Overall, we believe that our use case frame, methodology, and analysis offer important insights to New Jersey Transit. As noted in the Introduction, NJT is addressing their system problems with new equipment and our dashboard will aid them in assigning where the new engines and cars would be best suited over long-term delays. Our methodology is a good basis for this analysis, even though our models sometimes fall short (more on that below). Despite our models having some shortcomings, our analysis definitely shows clear recommendations on which lines need more attention.

Accuracy + Generalizability

Again, our model is trained off of September and October 2019 data and predicts delay times for November 2019. Our best-suited model, on a high-level, is overall accurate and generalizable.
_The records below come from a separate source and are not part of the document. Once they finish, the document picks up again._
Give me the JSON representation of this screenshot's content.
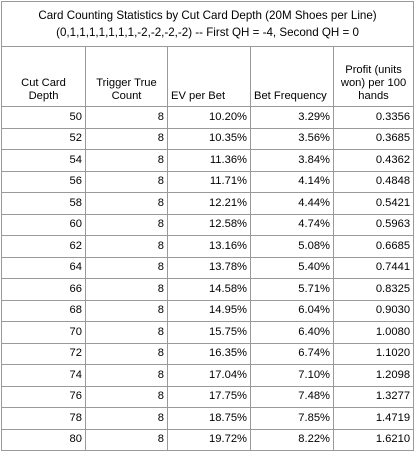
{
  "title": {
    "line1": "Card Counting Statistics by Cut Card Depth (20M Shoes per Line)",
    "line2": "(0,1,1,1,1,1,1,1,-2,-2,-2,-2) -- First QH = -4, Second QH = 0"
  },
  "columns": [
    "Cut Card Depth",
    "Trigger True Count",
    "EV per Bet",
    "Bet Frequency",
    "Profit (units won) per 100 hands"
  ],
  "rows": [
    [
      "50",
      "8",
      "10.20%",
      "3.29%",
      "0.3356"
    ],
    [
      "52",
      "8",
      "10.35%",
      "3.56%",
      "0.3685"
    ],
    [
      "54",
      "8",
      "11.36%",
      "3.84%",
      "0.4362"
    ],
    [
      "56",
      "8",
      "11.71%",
      "4.14%",
      "0.4848"
    ],
    [
      "58",
      "8",
      "12.21%",
      "4.44%",
      "0.5421"
    ],
    [
      "60",
      "8",
      "12.58%",
      "4.74%",
      "0.5963"
    ],
    [
      "62",
      "8",
      "13.16%",
      "5.08%",
      "0.6685"
    ],
    [
      "64",
      "8",
      "13.78%",
      "5.40%",
      "0.7441"
    ],
    [
      "66",
      "8",
      "14.58%",
      "5.71%",
      "0.8325"
    ],
    [
      "68",
      "8",
      "14.95%",
      "6.04%",
      "0.9030"
    ],
    [
      "70",
      "8",
      "15.75%",
      "6.40%",
      "1.0080"
    ],
    [
      "72",
      "8",
      "16.35%",
      "6.74%",
      "1.1020"
    ],
    [
      "74",
      "8",
      "17.04%",
      "7.10%",
      "1.2098"
    ],
    [
      "76",
      "8",
      "17.75%",
      "7.48%",
      "1.3277"
    ],
    [
      "78",
      "8",
      "18.75%",
      "7.85%",
      "1.4719"
    ],
    [
      "80",
      "8",
      "19.72%",
      "8.22%",
      "1.6210"
    ]
  ]
}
Since our use case is high-level, we want to be thinking about the longest and most-inconvenient delays. That being said, our MAE on average is around 16 minutes. Ideally, we would like this value to be lower, but for a high-level view, it can suffice. Our model is generalizble to an extent as it predicts moderately well on the November 2019 dataset. But as seasons change, we would need to re-evaluate the model to consider more systematic patterns of ridership and delays that could scale across longer time intervals. That being said, our model is very NJT specific, so it would probably not generalize well on other transit lines. Our methodology could be adopted for other transit lines.

How to Improve

We have identified some features that would improve both the methodology and results of our model. Training on more months and further predicting on more months may have been better suited for our use case. As our use case is about long-term CIP planning and ideally we would have liked to be predicting 6 months out, this might help with that cause. In terms of variables for our model, we would like to consider weather averages. Predicting the weather by hour by day is virtually an impossible task and historic averages would be more realistic for our model. There were also a few variables we needed to feature engineer better-including max stops as it relates to delay minutes and most importantly, train ID which is the individual set of train cars that run on a while. Train ID was a very significant variable, however, since there are so many, it could not be validated on appropriately. Lastly, extra data that could have improved our model are: ridership numbers, employees on a car, other trains (like Amtrak) running on the same tracks.

Policy Recommendations

As hinted at in our validation by line, our overall recommendation is that the Morristown Line is in desperate need of attention to mitigate delay times. That line had the second highest average delay time and the total most predicted delay minutes. That being said, we also believe that all of these lines require improvements, at some interval. For example, in our exploratory analysis, the Northeast Corridor was the biggest offender of delays. All of these lines see a high concentration of ridership and are incredibly important to the NJT system, and therefore, improvements to achieve perfect service (minimal delays) could increase ticket sales and consistency across ridership.

Authors Note

There was some difficulty in exporting this analysis as an R Markdown as options would either show results or hide tables. Please excuse unnecessary warnings and results in the markdown, especially in the Import Data section.